The COVID-19 pandemic has changed how global consumers learn, shop, travel and work, as well as how they fulfill entertainment and health care needs. Franklin Equity Group’s John Remmert and Donald Huber share which trends they think are permanent and which are likely just a phase.
Dealing with the COVID-19 outbreak has forced a drastic change in human behavior. The global pandemic’s severity and the unprecedented measures to stem the spread have made it difficult to envision what the world will look like after the outbreak subsides and humanity starts to get back to something approaching a new normalcy.
Although social distancing and stay-at-home orders are currently the norms, many of the technological trends that have emerged or accelerated to help people cope in the current moment may not last much beyond the outbreak, in our view. As social animals, we expect human nature to reassert itself, ultimately limiting the impact recent technological changes will have on our daily lives over the longer term.
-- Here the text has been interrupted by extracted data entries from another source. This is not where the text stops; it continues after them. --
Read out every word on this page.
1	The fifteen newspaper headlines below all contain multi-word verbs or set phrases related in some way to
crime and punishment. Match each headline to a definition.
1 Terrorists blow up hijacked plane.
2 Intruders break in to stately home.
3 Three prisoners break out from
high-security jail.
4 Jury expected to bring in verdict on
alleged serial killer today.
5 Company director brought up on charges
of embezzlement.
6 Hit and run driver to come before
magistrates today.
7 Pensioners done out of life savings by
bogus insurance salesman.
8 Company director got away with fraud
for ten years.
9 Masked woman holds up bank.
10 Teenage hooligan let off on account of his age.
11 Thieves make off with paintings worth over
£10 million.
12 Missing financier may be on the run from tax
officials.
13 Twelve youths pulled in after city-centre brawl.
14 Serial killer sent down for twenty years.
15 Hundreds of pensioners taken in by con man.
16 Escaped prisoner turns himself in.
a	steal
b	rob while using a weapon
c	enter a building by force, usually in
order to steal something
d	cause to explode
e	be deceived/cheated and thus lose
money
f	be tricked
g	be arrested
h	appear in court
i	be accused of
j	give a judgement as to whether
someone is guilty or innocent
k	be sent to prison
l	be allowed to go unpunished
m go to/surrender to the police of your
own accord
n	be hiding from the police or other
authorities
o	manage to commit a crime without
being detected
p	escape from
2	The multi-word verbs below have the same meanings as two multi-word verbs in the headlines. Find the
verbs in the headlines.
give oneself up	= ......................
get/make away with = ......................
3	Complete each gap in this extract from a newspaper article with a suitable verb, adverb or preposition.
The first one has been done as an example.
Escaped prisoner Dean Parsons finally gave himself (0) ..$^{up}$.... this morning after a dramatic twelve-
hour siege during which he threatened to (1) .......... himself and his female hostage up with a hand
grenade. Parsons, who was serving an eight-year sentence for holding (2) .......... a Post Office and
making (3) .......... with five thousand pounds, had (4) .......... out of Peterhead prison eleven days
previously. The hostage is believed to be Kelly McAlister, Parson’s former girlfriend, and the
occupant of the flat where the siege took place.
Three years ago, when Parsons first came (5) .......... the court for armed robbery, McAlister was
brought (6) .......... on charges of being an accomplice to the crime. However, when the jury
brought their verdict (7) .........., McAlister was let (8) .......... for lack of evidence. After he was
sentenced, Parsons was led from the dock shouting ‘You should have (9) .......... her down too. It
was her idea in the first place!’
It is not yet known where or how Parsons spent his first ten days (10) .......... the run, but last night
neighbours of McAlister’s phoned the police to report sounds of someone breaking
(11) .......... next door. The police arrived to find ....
For one, we believe the technology that has allowed those who can work remotely to do so through video conferencing will never be a great substitute for face-to-face contact. In our view, video conference calls and remote working are unlikely to replace the office, conferences, networking events or the business meeting over the long run.
Other technology trends may prove more durable. Remote work has accelerated existing trends toward cloud-based computing and digitization. We expect these trends to continue long after the coronavirus outbreak recedes. Nonetheless, while workers may have greater flexibility in their working arrangements as it becomes easier to work outside the traditional office, we would expect much of how people work and interact to look like it did before the outbreak.
We do not see the home office replacing the corporate office and believe people will quickly return to working in-person once it is safe to do so again. That said, in the health care space, we would not be surprised to see telemedicine persist for minor health issues that a doctor can resolve without a patient making a trip to the office. The UK’s National Health Service, for instance, is seeing a significant acceleration in general practitioner and patient adoption of online tools during the outbreak. While much of this is out of necessity, the greater flexibility that telemedicine offers patients and doctors could help ensure it remains an integral part of health systems around the world once the outbreak is over.